EKS major-version upgrade — fleet playbook

A playbook honed across six major Kubernetes versions (1.22 → 1.34) on roughly fifteen production EKS clusters in four AWS regions. The 1.33 → 1.34 iteration shipped in two working days end-to-end.

TL;DR

Major-version EKS upgrades are mostly about ordering, not the version bump itself. The control-plane upgrade is one API call; the failure modes live in the addons, the node AMI, the IRSA / Pod-Identity wiring, and the GitOps applications that ride on top.

The shape that consistently works:

Bump the shared Terraform modules (Karpenter, Bottlerocket, addon versions) first; staging branch → staging clusters, master branch → prod clusters.
Apply the new module to existing clusters before bumping cluster_version so addons are pre-staged.
Bump GitOps (ArgoCD) component versions in a separate MR so app reconciliation stays in lockstep.
Bump cluster_version one cluster at a time; verify before promoting to the next.
Watch four things during each upgrade: node-rotation pace, PodDisruptionBudgets, addon health, ArgoCD application status.

Why this is hard at fleet scale

Kubernetes deprecates APIs roughly every minor version.
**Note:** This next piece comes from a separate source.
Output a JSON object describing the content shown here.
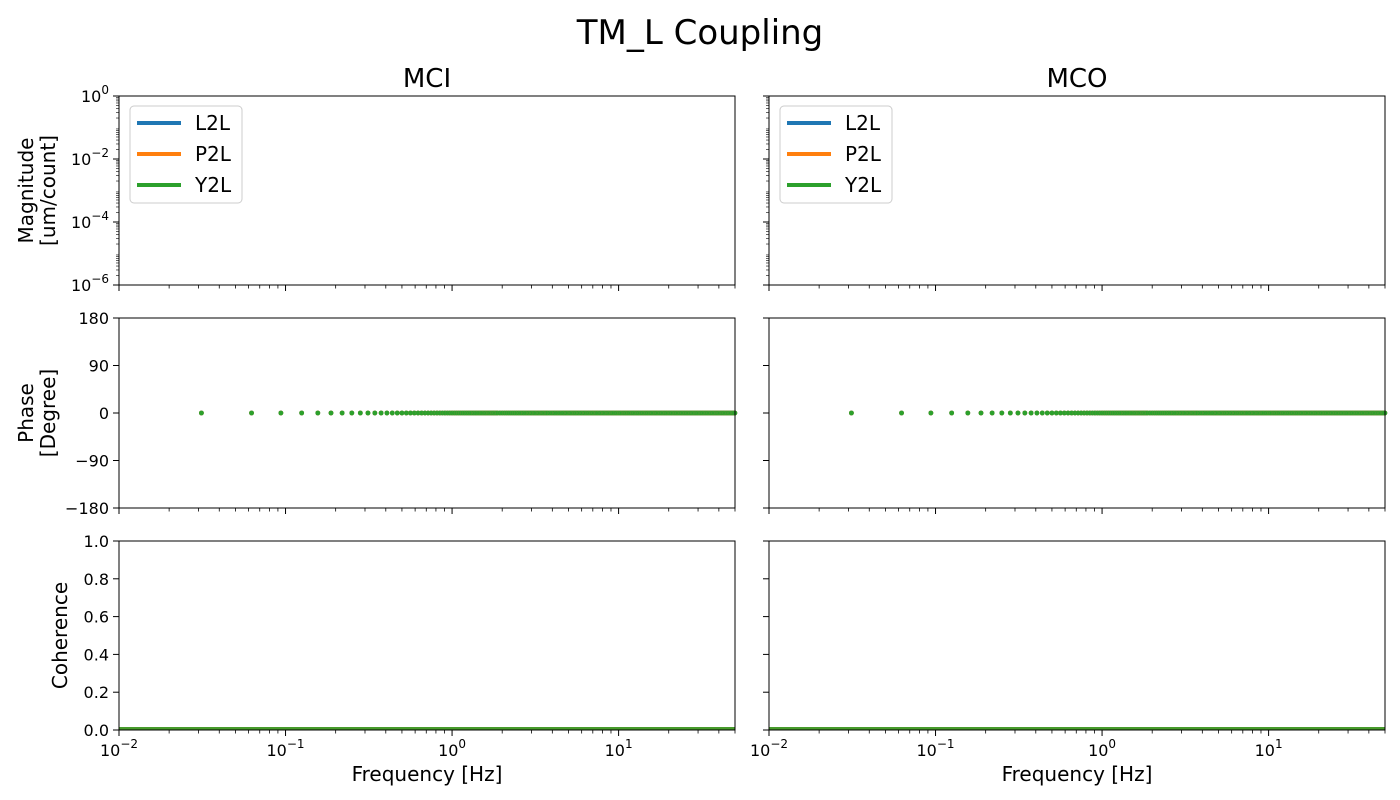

EKS deprecates addons on its own cadence, and AWS gives you ~14 months of “standard support” before a paid extended-support tier kicks in (which is meaningful money on a fleet). The pressure is constant; you have to keep moving.

A single-cluster upgrade is a 30-minute exercise. A fifteen-cluster, four-region, multi-account upgrade is a coordination problem. The work that scales it down to two days is not automation — it is making sure every cluster is shaped identically and every change rides the same shared module so a single MR moves the whole fleet.

Prerequisites

Before opening any upgrade MR, confirm:

Shared module versions support the target k8s version. For 1.34 specifically that meant Karpenter >= 1.12.0 and Bottlerocket >= 1.59. Read the Karpenter release notes for breaking CRD changes; read Bottlerocket release notes for kernel / runtime changes.
All addons have a published version that supports the target. Use aws eks describe-addon-versions --kubernetes-version <target> for VPC CNI, kube-proxy, EBS CSI, Pod Identity Agent, CoreDNS. If any addon doesn’t have a compatibleClusterVersions entry that includes your target, you cannot upgrade yet.
ArgoCD-managed apps have their chart pins reviewed. Anything pinned to a chart version that requires an older API group (extensions/v1beta1, policy/v1beta1, etc.) will silently break.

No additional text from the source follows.